Эти слова относятся к моему отцу, к его резкости со слугами, его ненужной резкости. Но мой отец был резким и деспотичным лишь оттого, что не выносил просить и получать отказ. Все его приказания были тайными мольбами – даже я это видела. Откуда же тогда слуги узнали, что они могут сделать ему особенно больно, рабски подчиняясь ему? Их тоже наставляли боги, по каналам, о которых нам неизвестно? Обращался ли мой отец с ними все более деспотично лишь для того, чтобы они перестали раболепствовать? Обнял бы он восставшего раба, как отец—блудного сына, хотя затем, возможно, наказал бы его? Был ли мой отец распят на парадоксе, который разъясняют голоса: от людей, которые гнулись, как тростник, перед его прихотями, он по-своему требовал подтверждения его правды в нем и для него? И не было ли их «Да, господин» провокацией в ответ на его провокацию? Опустив глаза, пряча улыбку, – уж не выжидали ли они, когда он зарвется? Наверное, они знали, что он зарвался, когда взял Анну Маленькую в дом. Наверное, они знали это прежде, чем увидели его безрассудную страсть. Не потому ли Хендрик подавил свою гордость? Не увидел ли Хендрик в соблазнении Анны последнюю попытку моего отца заставить рабыню – пусть глухой ночью – произнести слова, которые одно свободное существо адресует другому, которые он мог бы услышать от меня или от любой из надушенных вдовушек в нашем краю, – но нет, если бы они исходили от нас, то ничего бы не стоили. Или Хендрик все это видел ясно и ничего не простил, а поклялся отомстить? И мое изгнание сюда—месть Хендрика? Говорит ли о моей невинности то, что я ощущаю свое изгнание только как страдание, а не как преступление против меня? Когда же, если не вмешается сострадание, окончится срок мщения? Голоса умолкают слишком быстро. Я благодарна за то, что они мне дают. Их слова золотые. Когда-то меня игнорировали, но я вознаграждена за свои годы одиночества, как немногие. Должна признать: есть справедливость во вселенной. Но слова с неба вызывают больше вопросов, нежели дают ответы. Я давлюсь диетой из универсалий. Я умру прежде, чем доберусь до истины. Я хочу истины, это несомненно, но еще больше я хочу завершенности!

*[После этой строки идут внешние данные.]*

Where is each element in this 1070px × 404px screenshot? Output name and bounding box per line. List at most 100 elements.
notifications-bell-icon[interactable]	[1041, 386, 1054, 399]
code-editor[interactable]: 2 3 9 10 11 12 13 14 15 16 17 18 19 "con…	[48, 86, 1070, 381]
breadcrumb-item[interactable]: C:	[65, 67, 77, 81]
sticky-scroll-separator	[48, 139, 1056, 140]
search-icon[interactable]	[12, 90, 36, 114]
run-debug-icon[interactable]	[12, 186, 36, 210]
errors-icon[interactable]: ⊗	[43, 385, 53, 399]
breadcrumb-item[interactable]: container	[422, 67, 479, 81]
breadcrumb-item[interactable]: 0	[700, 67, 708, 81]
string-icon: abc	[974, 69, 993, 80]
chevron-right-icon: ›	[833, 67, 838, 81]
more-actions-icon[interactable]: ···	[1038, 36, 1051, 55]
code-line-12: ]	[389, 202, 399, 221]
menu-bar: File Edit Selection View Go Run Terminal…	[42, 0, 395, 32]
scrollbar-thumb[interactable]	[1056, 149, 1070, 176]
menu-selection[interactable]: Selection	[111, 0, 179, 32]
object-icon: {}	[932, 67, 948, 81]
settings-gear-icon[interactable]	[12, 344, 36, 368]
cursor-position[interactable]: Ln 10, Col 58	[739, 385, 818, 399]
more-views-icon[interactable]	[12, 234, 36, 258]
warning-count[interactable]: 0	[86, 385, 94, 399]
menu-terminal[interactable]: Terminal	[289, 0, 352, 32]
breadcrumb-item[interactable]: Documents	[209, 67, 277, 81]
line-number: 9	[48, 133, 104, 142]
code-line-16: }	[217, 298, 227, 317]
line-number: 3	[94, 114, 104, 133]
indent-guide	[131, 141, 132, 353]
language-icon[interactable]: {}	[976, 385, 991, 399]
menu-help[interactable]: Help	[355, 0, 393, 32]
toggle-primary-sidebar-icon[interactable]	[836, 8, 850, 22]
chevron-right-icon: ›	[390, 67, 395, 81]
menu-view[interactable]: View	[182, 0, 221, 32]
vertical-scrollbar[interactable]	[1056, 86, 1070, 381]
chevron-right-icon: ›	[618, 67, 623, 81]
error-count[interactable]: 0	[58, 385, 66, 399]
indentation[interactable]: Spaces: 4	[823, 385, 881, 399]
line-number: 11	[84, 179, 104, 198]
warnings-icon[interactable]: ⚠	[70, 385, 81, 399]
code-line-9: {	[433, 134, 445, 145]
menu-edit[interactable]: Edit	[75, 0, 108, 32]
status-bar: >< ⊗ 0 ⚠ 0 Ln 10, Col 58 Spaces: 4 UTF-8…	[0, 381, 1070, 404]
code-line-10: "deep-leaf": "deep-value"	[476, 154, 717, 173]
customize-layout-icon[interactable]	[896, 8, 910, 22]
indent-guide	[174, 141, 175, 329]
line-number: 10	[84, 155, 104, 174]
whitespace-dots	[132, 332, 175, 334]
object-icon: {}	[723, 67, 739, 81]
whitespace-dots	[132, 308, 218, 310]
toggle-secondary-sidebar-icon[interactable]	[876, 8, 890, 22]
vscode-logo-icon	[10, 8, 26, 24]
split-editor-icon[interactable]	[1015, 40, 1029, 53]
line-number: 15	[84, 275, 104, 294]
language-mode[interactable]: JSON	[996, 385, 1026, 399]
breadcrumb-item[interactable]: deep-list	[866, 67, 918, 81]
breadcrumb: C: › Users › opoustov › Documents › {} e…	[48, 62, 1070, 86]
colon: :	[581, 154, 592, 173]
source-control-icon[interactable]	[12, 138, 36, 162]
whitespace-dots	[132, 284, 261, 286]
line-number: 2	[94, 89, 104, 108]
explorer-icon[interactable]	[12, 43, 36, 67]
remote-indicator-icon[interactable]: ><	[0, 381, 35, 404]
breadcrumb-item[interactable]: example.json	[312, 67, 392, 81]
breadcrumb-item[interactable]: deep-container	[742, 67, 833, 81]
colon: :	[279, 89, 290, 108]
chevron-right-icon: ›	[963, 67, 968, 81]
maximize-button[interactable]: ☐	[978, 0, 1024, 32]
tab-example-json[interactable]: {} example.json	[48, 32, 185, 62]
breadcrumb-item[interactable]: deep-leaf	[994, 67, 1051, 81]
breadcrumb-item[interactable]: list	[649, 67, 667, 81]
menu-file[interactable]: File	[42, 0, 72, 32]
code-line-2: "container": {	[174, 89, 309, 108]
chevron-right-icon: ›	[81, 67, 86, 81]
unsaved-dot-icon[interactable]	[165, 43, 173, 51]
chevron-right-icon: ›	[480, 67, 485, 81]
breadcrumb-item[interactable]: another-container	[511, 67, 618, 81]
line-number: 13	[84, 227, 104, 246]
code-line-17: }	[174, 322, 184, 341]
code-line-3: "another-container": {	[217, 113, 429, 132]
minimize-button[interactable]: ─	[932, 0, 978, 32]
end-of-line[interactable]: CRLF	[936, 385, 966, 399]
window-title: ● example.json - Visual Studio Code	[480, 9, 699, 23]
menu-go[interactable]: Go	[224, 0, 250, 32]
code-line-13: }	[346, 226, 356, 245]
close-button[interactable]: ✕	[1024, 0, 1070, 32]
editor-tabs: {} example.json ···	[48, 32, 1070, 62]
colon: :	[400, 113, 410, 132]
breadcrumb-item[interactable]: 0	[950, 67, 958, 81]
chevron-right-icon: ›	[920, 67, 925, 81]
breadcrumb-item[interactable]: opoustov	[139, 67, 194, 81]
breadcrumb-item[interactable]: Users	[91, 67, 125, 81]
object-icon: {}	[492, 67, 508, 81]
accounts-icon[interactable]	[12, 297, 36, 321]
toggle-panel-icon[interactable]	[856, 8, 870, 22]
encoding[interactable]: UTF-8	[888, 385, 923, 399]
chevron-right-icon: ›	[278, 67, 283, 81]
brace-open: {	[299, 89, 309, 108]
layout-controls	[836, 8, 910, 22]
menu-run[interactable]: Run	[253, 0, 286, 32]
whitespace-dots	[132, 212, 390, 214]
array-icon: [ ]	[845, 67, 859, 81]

251. Камни. Когда машины начали впервые летать над головой и говорить со мной, мне захотелось ответить. Я стояла на верхушке горы за домом, одетая предпочтительно в белое – в старой залатанной белой сорочке – и, подавая сигналы руками, выкрикивала свои ответы, сначала на английском, а поз же, когда увидела, что мои слова не понимают, – по-испански. «Es mi! (Это я!) – кричала я. – Vene! (Придите!)» – на том испанском*, который мне пришлось изобретать, исходя из первых принципов, интроспективно.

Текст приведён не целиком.